Metal body parts recycled to create road signs
METAL body parts collected from cremations carried out in the Lothians are being recycled into road signs and aeroplane parts abroad.
Steel hips, plates, screws and even fillings which survive the 1000C heat are collected and sold for use in the automobile and aeronautical industries as part of a national recycling scheme.
Seafield in Edinburgh and West Lothian Crematorium are both signed up to the programme, where all money raised goes to charity.
Consent is obtained from the families before the service, with many viewing it the most respectful way of disposing of the unwanted remains.
Darren Owenson, crematorium officer at West Lothian, said the system had been operating there since the facility opened in 2010.
He said: “Because it’s such a sensitive issue, it goes to a company that deals with precious metal. They recycle it and all the money raised by that comes back to the crematorium group and they decide on the charity that they want to give it to.
“At the end of the year we have a carol service where all the families that have used the crematorium are invited to come and participate in the service and light candles.
“The people are present from the charities we are supporting and are usually handed the cheque then. It has raised a lot of money over the years for good causes.”
About half of Britain’s 260 crematoria are taking part in the collections, generating 75 tonnes of metal a year.
They include cobalt and titanium, found in some implants and dental work, with cobalt used in aircraft engines.
Less valuable metals are smelted down and sold for more general use such as lampposts, motorway barriers and road signs.
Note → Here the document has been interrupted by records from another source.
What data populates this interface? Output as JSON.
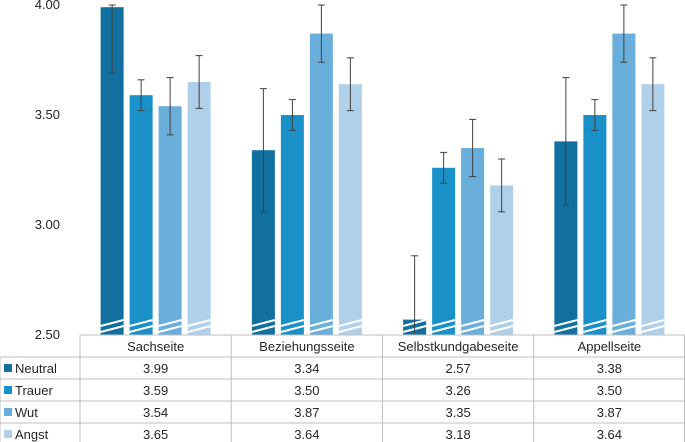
{
  "chart_data": {
    "type": "bar",
    "title": "",
    "xlabel": "",
    "ylabel": "",
    "ylim": [
      2.5,
      4.0
    ],
    "yticks": [
      "2.50",
      "3.00",
      "3.50",
      "4.00"
    ],
    "categories": [
      "Sachseite",
      "Beziehungsseite",
      "Selbstkundgabeseite",
      "Appellseite"
    ],
    "series": [
      {
        "name": "Neutral",
        "color": "#1170a0",
        "values": [
          3.99,
          3.34,
          2.57,
          3.38
        ],
        "labels": [
          "3.99",
          "3.34",
          "2.57",
          "3.38"
        ],
        "error": [
          0.3,
          0.28,
          0.29,
          0.29
        ]
      },
      {
        "name": "Trauer",
        "color": "#1990c8",
        "values": [
          3.59,
          3.5,
          3.26,
          3.5
        ],
        "labels": [
          "3.59",
          "3.50",
          "3.26",
          "3.50"
        ],
        "error": [
          0.07,
          0.07,
          0.07,
          0.07
        ]
      },
      {
        "name": "Wut",
        "color": "#6aaedb",
        "values": [
          3.54,
          3.87,
          3.35,
          3.87
        ],
        "labels": [
          "3.54",
          "3.87",
          "3.35",
          "3.87"
        ],
        "error": [
          0.13,
          0.13,
          0.13,
          0.13
        ]
      },
      {
        "name": "Angst",
        "color": "#b0cfe8",
        "values": [
          3.65,
          3.64,
          3.18,
          3.64
        ],
        "labels": [
          "3.65",
          "3.64",
          "3.18",
          "3.64"
        ],
        "error": [
          0.12,
          0.12,
          0.12,
          0.12
        ]
      }
    ],
    "gridlines": false,
    "legend": "data-table-left",
    "axis_break": "bottom"
  }
}
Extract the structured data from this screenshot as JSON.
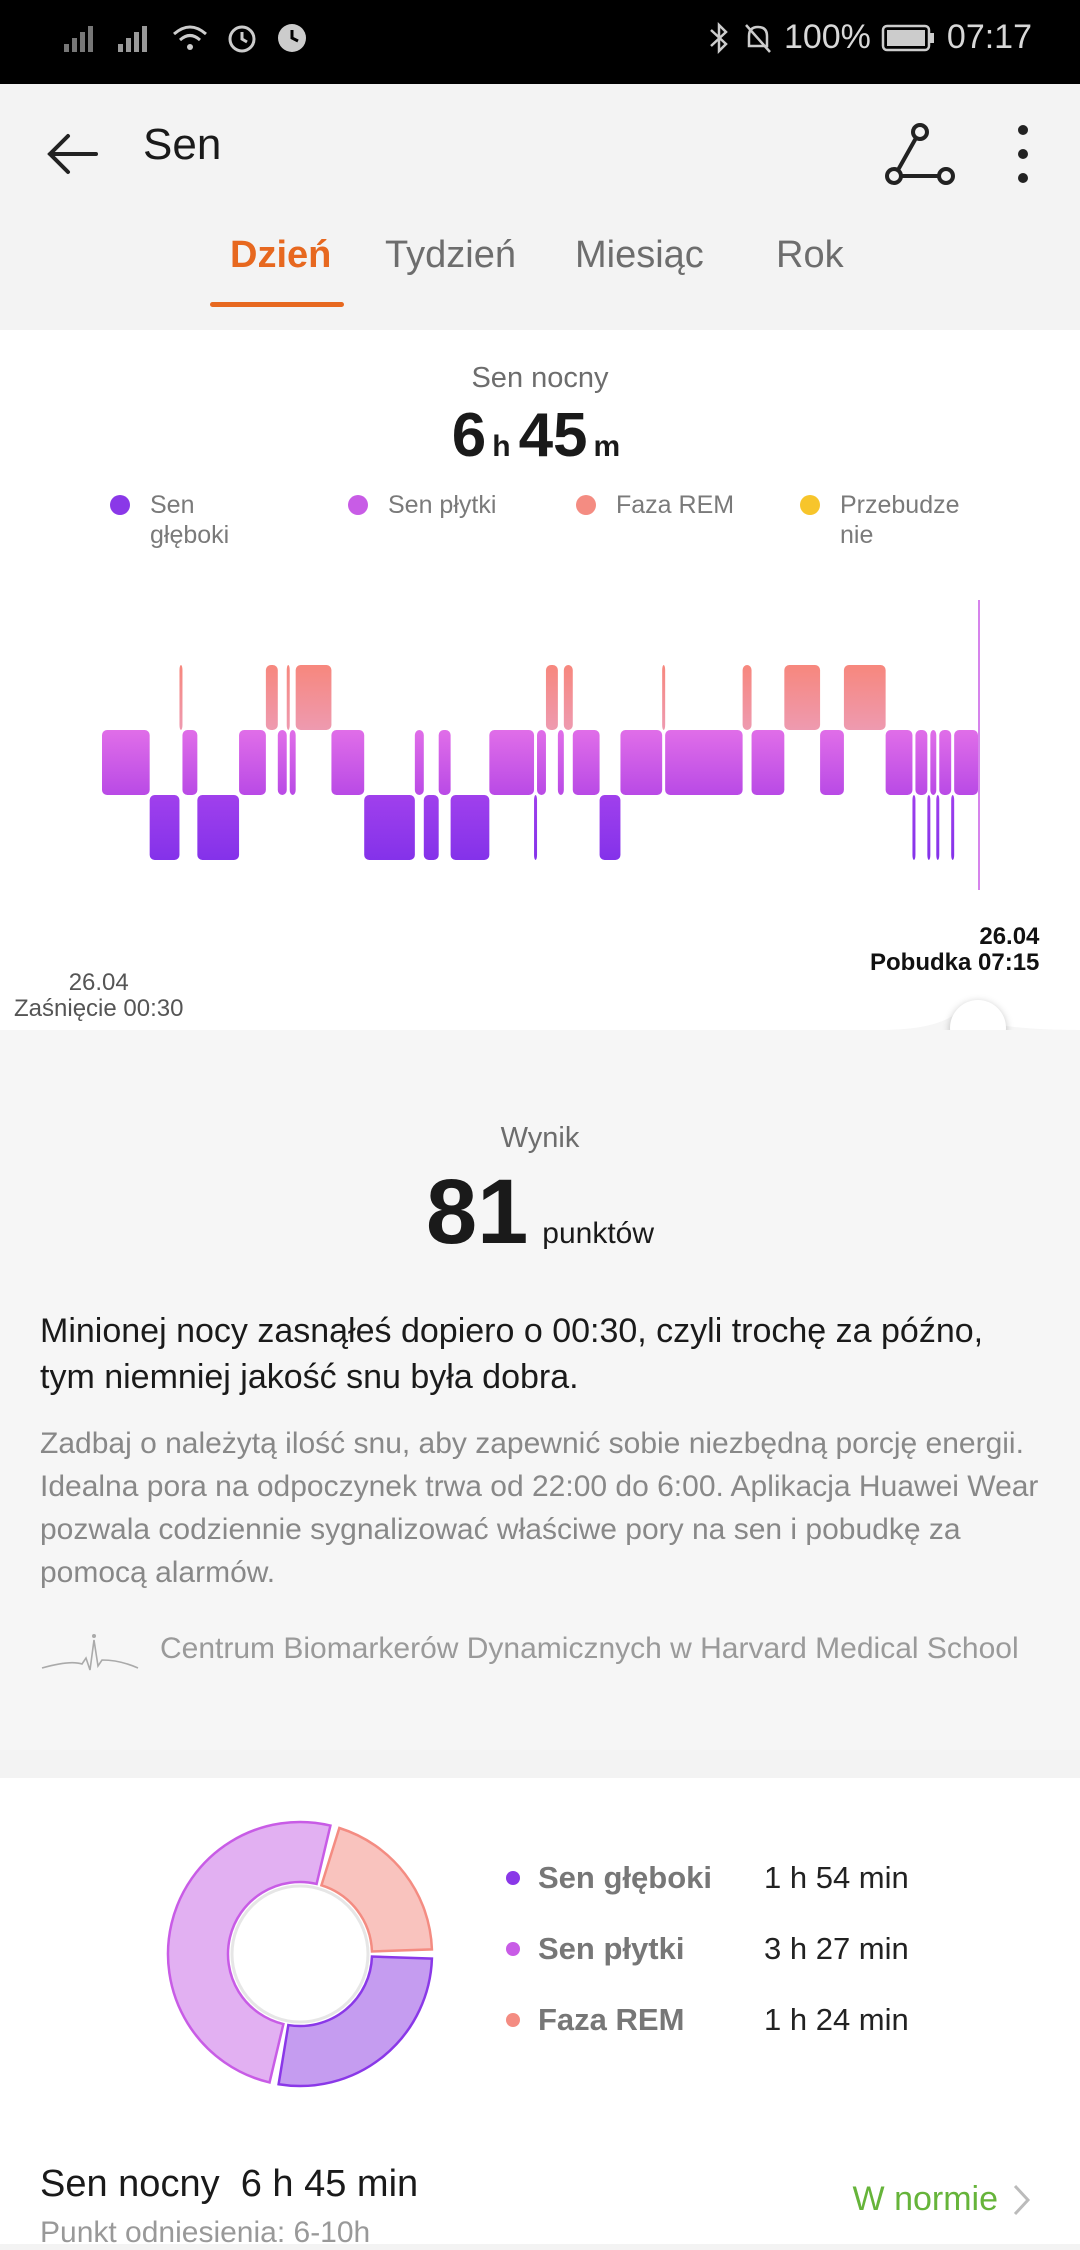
{
  "status_bar": {
    "battery": "100%",
    "time": "07:17"
  },
  "header": {
    "title": "Sen"
  },
  "tabs": [
    {
      "label": "Dzień",
      "active": true
    },
    {
      "label": "Tydzień",
      "active": false
    },
    {
      "label": "Miesiąc",
      "active": false
    },
    {
      "label": "Rok",
      "active": false
    }
  ],
  "night_sleep": {
    "label": "Sen nocny",
    "hours": "6",
    "hours_unit": "h",
    "minutes": "45",
    "minutes_unit": "m"
  },
  "legend": [
    {
      "label": "Sen\ngłęboki",
      "color": "#8a38e8"
    },
    {
      "label": "Sen płytki",
      "color": "#c85ce6"
    },
    {
      "label": "Faza REM",
      "color": "#f48c82"
    },
    {
      "label": "Przebudze\nnie",
      "color": "#f7c52b"
    }
  ],
  "chart": {
    "start_date": "26.04",
    "start_label": "Zaśnięcie 00:30",
    "end_date": "26.04",
    "end_label": "Pobudka 07:15"
  },
  "score": {
    "label": "Wynik",
    "value": "81",
    "unit": "punktów",
    "summary": "Minionej nocy zasnąłeś dopiero o 00:30, czyli trochę za późno, tym niemniej jakość snu była dobra.",
    "advice": "Zadbaj o należytą ilość snu, aby zapewnić sobie niezbędną porcję energii. Idealna pora na odpoczynek trwa od 22:00 do 6:00. Aplikacja Huawei Wear pozwala codziennie sygnalizować właściwe pory na sen i pobudkę za pomocą alarmów.",
    "source": "Centrum Biomarkerów Dynamicznych w Harvard Medical School"
  },
  "breakdown": [
    {
      "label": "Sen głęboki",
      "value": "1 h 54 min",
      "color": "#8a38e8",
      "ring_color": "#c59cf0"
    },
    {
      "label": "Sen płytki",
      "value": "3 h 27 min",
      "color": "#c85ce6",
      "ring_color": "#e2b0f2"
    },
    {
      "label": "Faza REM",
      "value": "1 h 24 min",
      "color": "#f48c82",
      "ring_color": "#f9c3be"
    }
  ],
  "footer": {
    "night_label": "Sen nocny",
    "night_value": "6 h 45 min",
    "reference": "Punkt odniesienia: 6-10h",
    "status": "W normie"
  },
  "chart_data": {
    "type": "bar",
    "levels": [
      "Faza REM",
      "Sen płytki",
      "Sen głęboki"
    ],
    "segments": [
      {
        "start": "00:30",
        "end": "00:46",
        "stage": "Sen płytki"
      },
      {
        "start": "00:46",
        "end": "00:56",
        "stage": "Sen głęboki"
      },
      {
        "start": "00:56",
        "end": "00:57",
        "stage": "Faza REM"
      },
      {
        "start": "00:57",
        "end": "01:02",
        "stage": "Sen płytki"
      },
      {
        "start": "01:02",
        "end": "01:16",
        "stage": "Sen głęboki"
      },
      {
        "start": "01:16",
        "end": "01:25",
        "stage": "Sen płytki"
      },
      {
        "start": "01:25",
        "end": "01:29",
        "stage": "Faza REM"
      },
      {
        "start": "01:29",
        "end": "01:32",
        "stage": "Sen płytki"
      },
      {
        "start": "01:32",
        "end": "01:33",
        "stage": "Faza REM"
      },
      {
        "start": "01:33",
        "end": "01:35",
        "stage": "Sen płytki"
      },
      {
        "start": "01:35",
        "end": "01:47",
        "stage": "Faza REM"
      },
      {
        "start": "01:47",
        "end": "01:58",
        "stage": "Sen płytki"
      },
      {
        "start": "01:58",
        "end": "02:15",
        "stage": "Sen głęboki"
      },
      {
        "start": "02:15",
        "end": "02:18",
        "stage": "Sen płytki"
      },
      {
        "start": "02:18",
        "end": "02:23",
        "stage": "Sen głęboki"
      },
      {
        "start": "02:23",
        "end": "02:27",
        "stage": "Sen płytki"
      },
      {
        "start": "02:27",
        "end": "02:40",
        "stage": "Sen głęboki"
      },
      {
        "start": "02:40",
        "end": "02:55",
        "stage": "Sen płytki"
      },
      {
        "start": "02:55",
        "end": "02:56",
        "stage": "Sen głęboki"
      },
      {
        "start": "02:56",
        "end": "02:59",
        "stage": "Sen płytki"
      },
      {
        "start": "02:59",
        "end": "03:03",
        "stage": "Faza REM"
      },
      {
        "start": "03:03",
        "end": "03:05",
        "stage": "Sen płytki"
      },
      {
        "start": "03:05",
        "end": "03:08",
        "stage": "Faza REM"
      },
      {
        "start": "03:08",
        "end": "03:17",
        "stage": "Sen płytki"
      },
      {
        "start": "03:17",
        "end": "03:24",
        "stage": "Sen głęboki"
      },
      {
        "start": "03:24",
        "end": "03:38",
        "stage": "Sen płytki"
      },
      {
        "start": "03:38",
        "end": "03:39",
        "stage": "Faza REM"
      },
      {
        "start": "03:39",
        "end": "04:05",
        "stage": "Sen płytki"
      },
      {
        "start": "04:05",
        "end": "04:08",
        "stage": "Faza REM"
      },
      {
        "start": "04:08",
        "end": "04:19",
        "stage": "Sen płytki"
      },
      {
        "start": "04:19",
        "end": "04:31",
        "stage": "Faza REM"
      },
      {
        "start": "04:31",
        "end": "04:39",
        "stage": "Sen płytki"
      },
      {
        "start": "04:39",
        "end": "04:53",
        "stage": "Faza REM"
      },
      {
        "start": "04:53",
        "end": "05:02",
        "stage": "Sen płytki"
      },
      {
        "start": "05:02",
        "end": "05:03",
        "stage": "Sen głęboki"
      },
      {
        "start": "05:03",
        "end": "05:07",
        "stage": "Sen płytki"
      },
      {
        "start": "05:07",
        "end": "05:08",
        "stage": "Sen głęboki"
      },
      {
        "start": "05:08",
        "end": "05:10",
        "stage": "Sen płytki"
      },
      {
        "start": "05:10",
        "end": "05:11",
        "stage": "Sen głęboki"
      },
      {
        "start": "05:11",
        "end": "05:15",
        "stage": "Sen płytki"
      },
      {
        "start": "05:15",
        "end": "05:16",
        "stage": "Sen głęboki"
      },
      {
        "start": "05:16",
        "end": "05:24",
        "stage": "Sen płytki"
      }
    ]
  }
}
Special machines separate the salvaged metal from the remains once the cremation has finished. It is then stored before being collected by contractor and taken to a central facility.
The scrap is shipped off to OrthoMetals, the Dutch company behind the recycling,
Owner Ruud Verberne said metals reclaimed from cremations were being increasingly reused.
He said: “What is important is that the metals are being recycled, and this is a growing business both in Britain and elsewhere in Europe.”
Edinburgh City Council, which runs Mortonhall and Warriston crematoria, said it did not recycle metal at its venues and they were instead buried in a garden of remembrance.